Un rapport remis à Marisol Touraine met la future Agence de santé publique sur les rails

Un rapport remis à Marisol Touraine met la future Agence de santé publique sur les rails

03.06.2015

François Bourdillon, directeur général de l’Institut de veille sanitaire (InVS) et de l’Institut national de prévention et d’éducation pour la santé (INPES) a remis ce jour à la ministre de la Santé, son rapport de préfiguration de la future agence de santé publique, prévue dans la loi de modernisation du système de santé. « La remise de ce rapport constitue une étape essentielle », a indiqué Marisol Touraine.

La nouvelle instance, intitulée « Agence nationale de santé publique - Santé publique France », devrait regrouper l’InVS, l’INPES et l’Établissement de préparation et de réponse aux urgences sanitaires (Éprus).

Création effective en janvier 2016

Ses missions seront définies par voie d’ordonnance six mois après la promulgation de la loi de santé, adoptée en première lecture à l’Assemblée au mois d’avril dernier. Sa création devrait être effective au 1er janvier 2016 comme l’avait indiqué au « Quotidien » le Dr François Bourdillon.

Contrairement aux agences chargées de la sécurité des produits (ANSM), de l’évaluation des risques (ANSES) ou de la qualité des pratiques (HAS), « la ligne de force de la future agence est construite autour de l’axe populationnel ». Elle se veut au service des populations afin de mieux connaître, expliquer, préserver, protéger – c’est sa « marque de fabrique », indique le rapport.

Centre de référence et expertise

L’idée est de créer un centre de référence et d’excellence « fondé sur une expertise et une parole scientifiques incontestables, en lien avec la recherche, à l’image des Centers for Disease Control and Prevention (CDC) américains, du Public Health England (PHE) ou encore de l’Institut national de santé publique du Québec (INSPQ) », souligne le rapport.
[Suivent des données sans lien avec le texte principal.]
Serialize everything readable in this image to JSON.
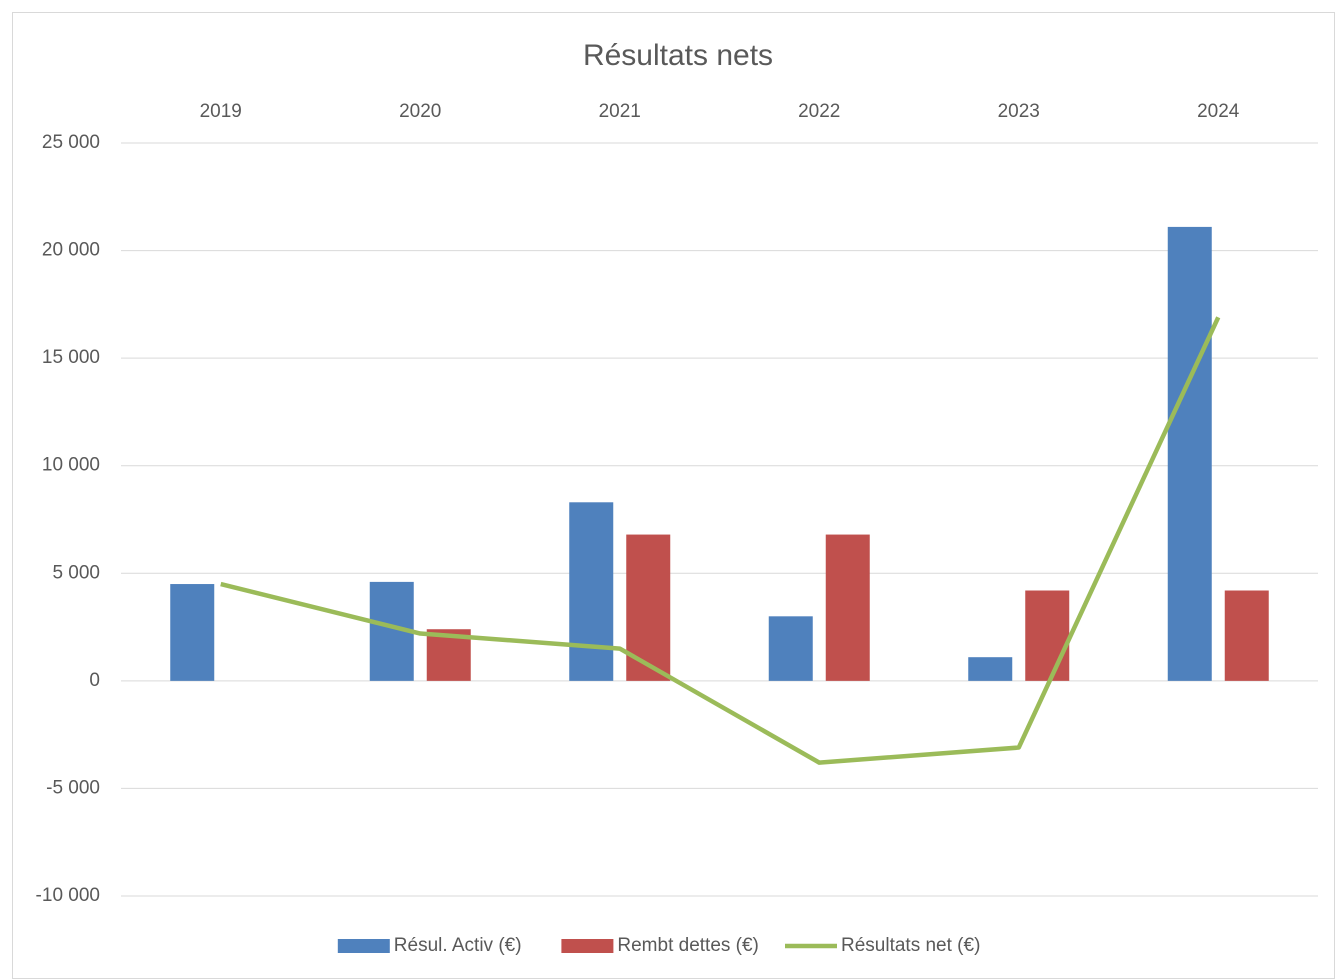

La future agence organisée autour de 4 instances (conseil d’administration, conseil scientifique, comité d’éthique et de déontologie, comité d’orientation et de dialogue) intégrant des professionnels et des associations, s’appuiera sur un Réseau national de santé publique regroupant d’une part, les réseaux de veille et de surveillance, et d’autre part, les réseaux de prévention/promotion de la santé. Y participeront les registres, les centres nationaux de référence (CNR), les réseaux des instances régionales d’éducation et de promotion de la santé (IREPS), des groupements d’alerte en santé travail (GAST), des centres de coordination de la lutte contre les infections nosocomiales (CClin) et/ou antennes régionales la lutte contre les infections nosocomiales (Arlin).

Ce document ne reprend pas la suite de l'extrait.